Dapat disimpulkan, bahwa perkeretaapian di Aceh dimulai bukan dari orang pribumi.
Melainkan orang eropa yang pada saat Indonesia dijajah memanfaatkan transportasi ini untuk
mobilisasi, baik untuk pergerakan manusia maupun pergerakan barang bawaan. Setelah
mereka pergi, orang pribumi belum bisa memanfaatkan transportasi ini dan malah memilih
menggunakan transportasi jalan raya seperti mobil dan sepeda motor. Alhasil fasilitas
perkeretaapian di Aceh menjadi terbengkalai dan jejak rel kereta api yang dibangun oleh
orang eropa perlahan dialihfungsikan dan juga hilang.
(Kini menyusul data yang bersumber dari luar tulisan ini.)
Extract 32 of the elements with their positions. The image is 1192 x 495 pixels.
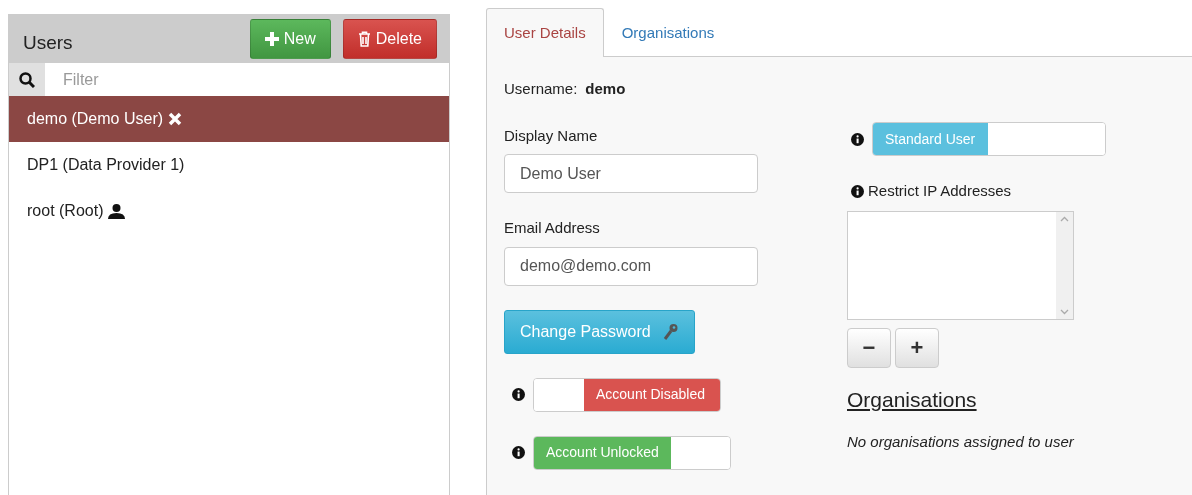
field-label: Restrict IP Addresses (868, 181, 1012, 201)
key-icon (662, 322, 679, 341)
user-list-item[interactable]: root (Root) (9, 188, 449, 234)
tab[interactable]: Organisations (603, 7, 733, 57)
delete-button[interactable]: Delete (342, 19, 437, 59)
remove-button[interactable]: − (847, 327, 891, 368)
info-icon (851, 184, 864, 198)
panel-title: Users (23, 30, 73, 55)
info-icon (851, 132, 864, 146)
username-value: demo (585, 79, 626, 99)
user-list-item[interactable]: demo (Demo User) (9, 96, 449, 142)
info-icon (512, 446, 525, 459)
field-label: Display Name (504, 125, 599, 146)
person-icon (108, 203, 126, 219)
username-label: Username: (504, 79, 578, 99)
scrollbar[interactable] (1056, 211, 1073, 319)
email-field[interactable]: demo@demo.com (504, 246, 758, 286)
empty-message: No organisations assigned to user (847, 432, 1075, 452)
add-button[interactable]: + (895, 327, 939, 368)
search-icon (19, 71, 35, 88)
info-icon (512, 388, 525, 401)
new-button[interactable]: New (249, 19, 331, 59)
field-label: Email Address (504, 218, 601, 238)
plus-icon (264, 32, 279, 46)
ip-address-field[interactable] (847, 210, 1074, 320)
user-list-item[interactable]: DP1 (Data Provider 1) (9, 142, 449, 188)
close-icon[interactable] (168, 112, 183, 126)
toggle-switch[interactable]: Account Disabled (533, 377, 721, 412)
tab[interactable]: User Details (486, 7, 604, 57)
display-name-field[interactable]: Demo User (504, 154, 758, 193)
section-heading: Organisations (847, 386, 977, 413)
trash-icon (357, 31, 371, 47)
Pada saat ini terhitung ada 5 stasiun kereta api yang beroperasi, ada Stasiun Krueng
Mane, Stasiun Bungkaih, Stasium Krueng Geukueh, Stasiun Kuta Blang dan Stasiun
Geurugok, dengan Panjang lintasan 21,45 Km. Kereta Api yang melayani stasiun-stasiun
tersebut hanya satu kereta api yaitu KA Cut Mutia, walaupun hanya satu kereta api yang
melayani dan tempo operasi yg terbilang kurang yaitu 4 kali dalam sehari. Rakyat Aceh patut
bersyukur dapat merasakan lagi fasilitas perkeretaapian di Aceh ini, dan mengharapkan
diteruskannya Pembangunan sampai adanya kereta api antar daerah, kota dan provinsi.